Standout track “Silver Timothy” was first previewed in the teaser video for Brothers And Sisters of The Eternal Son. But what those shots of Jurado and Swift air-drumming in-studio did not manage to mention was the nearly two-minute breakdown that spans the massive chasm at the center of the song. The hook is easily the catchiest melody Jurado has ever written, but its arrival at the tail end of the bridge makes the sonic experience all the more rewarding as a reprise from the churning build-up of quarter-note snare hits, grooving bass line and Jurado’s layered falsetto.
With the developing and expanding aesthetic, Swift’s introduction into Jurado’s songwriting process seems to have brought the Seattle native a greater self-confidence as a speaker. Themes of heartbreak and failed relationships have transformed into Hemingway-like solitude and anonymity, or the desire to “just disappear,” as Jurado lays out in the opening to the album trailer.

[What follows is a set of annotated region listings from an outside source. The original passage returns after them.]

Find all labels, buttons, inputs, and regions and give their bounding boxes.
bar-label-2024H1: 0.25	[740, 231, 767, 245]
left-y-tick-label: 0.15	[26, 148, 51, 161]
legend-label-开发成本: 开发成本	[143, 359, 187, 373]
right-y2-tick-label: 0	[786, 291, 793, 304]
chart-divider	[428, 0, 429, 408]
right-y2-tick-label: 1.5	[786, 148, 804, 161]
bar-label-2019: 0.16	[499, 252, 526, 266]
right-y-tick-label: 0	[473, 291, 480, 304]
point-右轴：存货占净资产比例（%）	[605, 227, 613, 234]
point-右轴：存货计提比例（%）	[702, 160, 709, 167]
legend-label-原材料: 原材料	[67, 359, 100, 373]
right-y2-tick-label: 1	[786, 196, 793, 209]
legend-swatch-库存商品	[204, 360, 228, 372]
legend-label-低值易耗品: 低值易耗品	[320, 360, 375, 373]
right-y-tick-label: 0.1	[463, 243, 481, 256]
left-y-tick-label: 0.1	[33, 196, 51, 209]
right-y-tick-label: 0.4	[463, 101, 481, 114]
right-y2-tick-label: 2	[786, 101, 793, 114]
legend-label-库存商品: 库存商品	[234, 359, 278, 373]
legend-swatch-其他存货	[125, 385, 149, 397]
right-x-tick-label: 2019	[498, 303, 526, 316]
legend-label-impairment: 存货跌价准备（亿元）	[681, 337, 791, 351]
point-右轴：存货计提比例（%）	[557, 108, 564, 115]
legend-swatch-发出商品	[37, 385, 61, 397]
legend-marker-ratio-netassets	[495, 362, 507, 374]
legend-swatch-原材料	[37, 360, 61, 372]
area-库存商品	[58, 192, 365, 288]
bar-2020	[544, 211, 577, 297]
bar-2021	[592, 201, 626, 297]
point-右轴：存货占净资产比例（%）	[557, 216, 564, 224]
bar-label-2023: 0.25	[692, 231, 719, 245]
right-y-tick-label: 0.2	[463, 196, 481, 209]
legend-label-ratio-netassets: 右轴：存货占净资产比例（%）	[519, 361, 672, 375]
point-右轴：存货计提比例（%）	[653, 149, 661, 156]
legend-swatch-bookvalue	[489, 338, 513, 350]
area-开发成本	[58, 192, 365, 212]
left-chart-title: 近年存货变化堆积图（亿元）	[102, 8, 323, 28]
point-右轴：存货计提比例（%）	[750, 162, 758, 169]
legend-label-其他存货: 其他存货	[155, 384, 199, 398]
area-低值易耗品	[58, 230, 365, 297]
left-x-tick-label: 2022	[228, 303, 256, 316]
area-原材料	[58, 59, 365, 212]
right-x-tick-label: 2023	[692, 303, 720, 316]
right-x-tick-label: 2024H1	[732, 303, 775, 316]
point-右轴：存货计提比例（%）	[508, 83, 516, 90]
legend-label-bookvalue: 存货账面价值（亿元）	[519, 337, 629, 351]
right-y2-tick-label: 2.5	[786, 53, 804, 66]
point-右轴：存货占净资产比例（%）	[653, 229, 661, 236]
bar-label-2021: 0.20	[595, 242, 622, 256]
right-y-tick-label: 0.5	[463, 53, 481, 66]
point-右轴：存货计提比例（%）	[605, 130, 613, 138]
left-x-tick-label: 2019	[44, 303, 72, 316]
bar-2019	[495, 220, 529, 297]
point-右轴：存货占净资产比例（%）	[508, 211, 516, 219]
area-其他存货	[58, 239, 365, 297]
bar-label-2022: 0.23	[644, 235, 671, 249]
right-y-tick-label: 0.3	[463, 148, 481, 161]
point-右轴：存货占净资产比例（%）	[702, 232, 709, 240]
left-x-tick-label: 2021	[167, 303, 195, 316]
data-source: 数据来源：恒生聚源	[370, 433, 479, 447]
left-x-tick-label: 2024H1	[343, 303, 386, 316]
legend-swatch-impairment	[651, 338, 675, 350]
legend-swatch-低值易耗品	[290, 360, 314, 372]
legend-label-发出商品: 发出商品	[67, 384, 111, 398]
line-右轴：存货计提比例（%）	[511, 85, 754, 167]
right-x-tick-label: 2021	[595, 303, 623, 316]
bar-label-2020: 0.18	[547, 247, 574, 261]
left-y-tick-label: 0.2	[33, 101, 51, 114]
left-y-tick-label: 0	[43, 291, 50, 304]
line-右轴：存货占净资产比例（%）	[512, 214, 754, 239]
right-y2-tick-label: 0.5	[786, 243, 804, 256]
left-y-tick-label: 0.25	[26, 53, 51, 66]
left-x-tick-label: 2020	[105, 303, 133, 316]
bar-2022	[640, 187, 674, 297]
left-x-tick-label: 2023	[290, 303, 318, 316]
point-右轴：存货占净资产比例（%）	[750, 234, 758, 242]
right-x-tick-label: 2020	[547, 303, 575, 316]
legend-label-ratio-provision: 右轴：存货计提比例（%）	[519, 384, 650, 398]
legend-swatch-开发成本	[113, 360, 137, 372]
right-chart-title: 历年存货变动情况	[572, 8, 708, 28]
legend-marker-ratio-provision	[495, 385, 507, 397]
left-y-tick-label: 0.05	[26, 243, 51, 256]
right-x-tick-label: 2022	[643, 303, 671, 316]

It is perhaps ironic that Jurado’s interest is lately so focused on this concept of anonymity, considering the widened recognition his last few records have won him; or maybe it’s simply a sign that Jurado is just as bewildered but delighted as his fans by the high caliber of his newest material and the looming threat of obscurity which this material has only recently alleviated.